Will Schube made a sculpture of Carmelo Anthony yesterday.
Noise Pollution returns. You may have heard some of these tunes, but the column is aimed at showcasing some of the stuff you may have overlooked.
Goodbye, Wild Beasts
Wild Beasts’ discography resembles that of a sculptor’s process: You begin with the slab of marble, slowly refining it into a precise figure or idea; the whittling down of excess material in favor of a concise artistic idea, over and over again, until it’s finished. With the news that Wild Beasts are calling it quits, perhaps their discography can now be viewed as the sort of grand artistic expression they’ve been creating all along.
Starting with the apocalyptic gymnastics of debut LP Limbo, Panto in 2008, the UK group has spent their time as a band slimming their sound into a sort of minimal, operatic funk wholly original and increasingly exhilarating. Their first truly great record, Two Dancers, took the core tenants of Limbo and sliced off the fat, presenting a record sleek and haunting, sexy in its sinister presentation. “We Still Got The Taste Dancing On Our Tongues” is perhaps their greatest individual effort to date, but the band found their strongest front to back consistency on Two Dancers’ follow-up, Smother.
Smother begins with “Lion Share,” a pulsing, synth-led Oedipal exploration, filled with creepy innuendos, skulking observations, and a piano line that’ll break your heart in two. The group’s sexual meditations are both funny and jaw-dropping, masked by the sheer beauty of singer Hayden Thorpe’s operatic lilt.
While the band’s next two records, Present Tense and Boy King (for now, their last) never reach the highs of Two Dancers or Smother, these latter records make one thing clear: Wild Beasts never had any intention of staying in one place, resting on a particular sound, or sitting upon their successes. Their project was one of constant refinement, and it’s a shame that this concept is now in the past tense.

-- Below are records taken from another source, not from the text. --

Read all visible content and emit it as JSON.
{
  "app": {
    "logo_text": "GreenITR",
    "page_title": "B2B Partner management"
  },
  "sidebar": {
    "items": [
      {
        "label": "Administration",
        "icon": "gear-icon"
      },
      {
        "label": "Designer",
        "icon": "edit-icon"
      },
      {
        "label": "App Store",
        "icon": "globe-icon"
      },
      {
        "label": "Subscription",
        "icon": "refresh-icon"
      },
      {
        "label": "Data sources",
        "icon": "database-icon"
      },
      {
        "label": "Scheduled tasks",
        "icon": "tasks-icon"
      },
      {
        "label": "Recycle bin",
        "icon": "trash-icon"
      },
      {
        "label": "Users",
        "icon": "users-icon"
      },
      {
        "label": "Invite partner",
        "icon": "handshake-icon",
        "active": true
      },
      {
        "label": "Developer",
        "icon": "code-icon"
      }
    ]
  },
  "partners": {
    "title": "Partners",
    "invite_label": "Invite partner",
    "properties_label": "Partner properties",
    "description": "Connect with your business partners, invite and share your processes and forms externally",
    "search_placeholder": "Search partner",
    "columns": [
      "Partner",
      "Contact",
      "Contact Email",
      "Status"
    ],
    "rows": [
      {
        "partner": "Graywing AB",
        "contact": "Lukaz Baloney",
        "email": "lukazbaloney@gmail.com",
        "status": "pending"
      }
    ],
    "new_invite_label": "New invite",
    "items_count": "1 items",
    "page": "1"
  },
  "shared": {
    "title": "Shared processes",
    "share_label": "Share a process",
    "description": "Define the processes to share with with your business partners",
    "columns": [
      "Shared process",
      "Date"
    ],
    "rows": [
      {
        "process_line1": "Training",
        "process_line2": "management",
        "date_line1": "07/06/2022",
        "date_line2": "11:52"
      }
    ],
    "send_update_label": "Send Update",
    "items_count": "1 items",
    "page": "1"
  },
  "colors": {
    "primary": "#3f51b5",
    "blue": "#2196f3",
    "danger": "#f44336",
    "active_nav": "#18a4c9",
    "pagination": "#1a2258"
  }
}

The music world lost one of the most under appreciated, innovative bands in rock music, and I don’t think an LCD style cash grab breakup/reunion is in the cards. Sometimes bands just run out of steam. Perhaps that’s what happened with Wild Beats. Their discography was one of patience and beauty, stress and tension. With ten new records worthy of attention every week, it’s worth taking a pause and revisiting a supremely neglected band.
Fink– Resurgam
Not far from the territory of Wild Beasts’ sinister funk workouts lies Fink’s Resurgam, a new LP from Berlin-based Fin Greenall. Greenall’s sixth record under the Fink moniker is out now on his R’COUP’D label, and Resurgam is a broken shard of slinky post-pop and anthemic downtempo melodies. The guitars are layered with effects, the drums dusty, and Greenall’s voice downcast and desperate.
Album standout “Cracks Appear” centers around the low boom of the drum kit, with Greenall’s voice bouncing around with R&B delicacy. There’s a quiet cacophony to the composition, swells of instruments constantly moving yet controlled by Greenall’s precision as a composer—chops he honed contributing to the Selma soundtrack and helping a teenage Amy Winehouse find her sound. But with Resurgam, Greenall no longer needs to rely on outside accolades to draw attention to Fink. This album is as fine a statement as he’s ever crafted.
Julien Baker– “Appointments”
Music is hard to keep up with. There’s a lot of it. Things slip through the cracks, you spend months listening to the same record over and over again. That’s what happened with me and Julien Baker, an artist seemingly everyone on the internet knew, yet I had never heard of.
Baker’s voice is achingly beautiful, carrying a natural somberness, especially when she layers her voice atop itself in a casual unfolding of strength. Baker recorded her forthcoming LP, Turn Out the Lights, in her hometown of Nashville, and the slight tics of that city’s country scene quietly pervade her latest single, “Appointments.” The entire record is a stunner, pulling apart the little moments that make us tic, cry, laugh, and howl.
Maston– “Rain Dance”
Frank Maston makes instrumental music equal parts Beach Boys and a Morricone soundtrack. The sounds are scorched and warped, records left in the sun too long that somehow sound better with wear. On “Rain Dance,” the latest single from Maston’s forthcoming Tulips (out October 27), he loops a sharp guitar line with the occasional percussive rattle and desert whistles that bring to mind the extreme close-ups of Sergio Leone’s western epics.
Much of Maston’s music has this fascinating second life. Because his sound is so cinematic, so reliant on, and evocative of, popular tales, each song on Tulips is a story in its own right. He’s soundtracking a movie not yet seen, but because of his fine craft and record producer approach, the story is already there.